People could identify as more than one ethnicity. The results were 91.3% European (Pākehā), 21.7% Māori, and 4.3% other, which includes people giving their ethnicity as "New Zealander". English was spoken by 95.7%, Māori by 2.2%, and other languages by 2.2%. No language could be spoken by 4.3% (e.g. too young to talk). New Zealand Sign Language was known by 4.3%. The percentage of people born overseas was 10.9, compared with 28.8% nationally.

The sole religious affiliation given was 28.3% Christian. People who answered that they had no religion were 65.2%, and 10.9% of people did not answer the census question.
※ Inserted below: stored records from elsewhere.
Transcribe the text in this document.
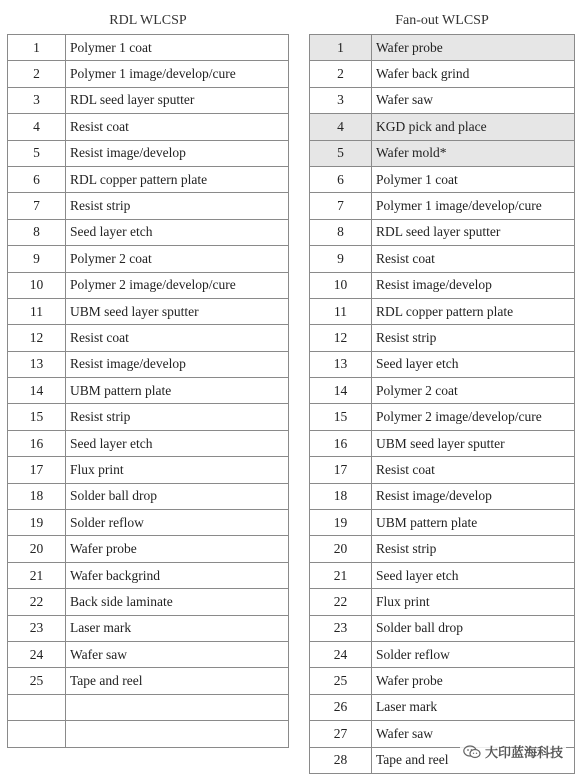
RDL WLCSP
1	Polymer 1 coat
2	Polymer 1 image/develop/cure
3	RDL seed layer sputter
4	Resist coat
5	Resist image/develop
6	RDL copper pattern plate
7	Resist strip
8	Seed layer etch
9	Polymer 2 coat
10	Polymer 2 image/develop/cure
11	UBM seed layer sputter
12	Resist coat
13	Resist image/develop
14	UBM pattern plate
15	Resist strip
16	Seed layer etch
17	Flux print
18	Solder ball drop
19	Solder reflow
20	Wafer probe
21	Wafer backgrind
22	Back side laminate
23	Laser mark
24	Wafer saw
25	Tape and reel

Fan-out WLCSP
1	Wafer probe
2	Wafer back grind
3	Wafer saw
4	KGD pick and place
5	Wafer mold*
6	Polymer 1 coat
7	Polymer 1 image/develop/cure
8	RDL seed layer sputter
9	Resist coat
10	Resist image/develop
11	RDL copper pattern plate
12	Resist strip
13	Seed layer etch
14	Polymer 2 coat
15	Polymer 2 image/develop/cure
16	UBM seed layer sputter
17	Resist coat
18	Resist image/develop
19	UBM pattern plate
20	Resist strip
21	Seed layer etch
22	Flux print
23	Solder ball drop
24	Solder reflow
25	Wafer probe
26	Laser mark
27	Wafer saw
28	Tape and reel	大印蓝海科技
Of those at least 15 years old, 24 (21.1%) people had a bachelor's or higher degree, 63 (55.3%) had a post-high school certificate or diploma, and 24 (21.1%) people exclusively held high school qualifications. The median income was $49,000, compared with $41,500 nationally. 12 people (10.5%) earned over $100,000 compared to 12.1% nationally. The employment status of those at least 15 was 69 (60.5%) full-time and 21 (18.4%) part-time.

==Transport==

===Roads===
State Highway 1 goes north and southwest from Bulls. It does not pass through Lake Alice locality.

State Highway 3 goes northeast from Bulls. It forms the northern boundary of Lake Alice.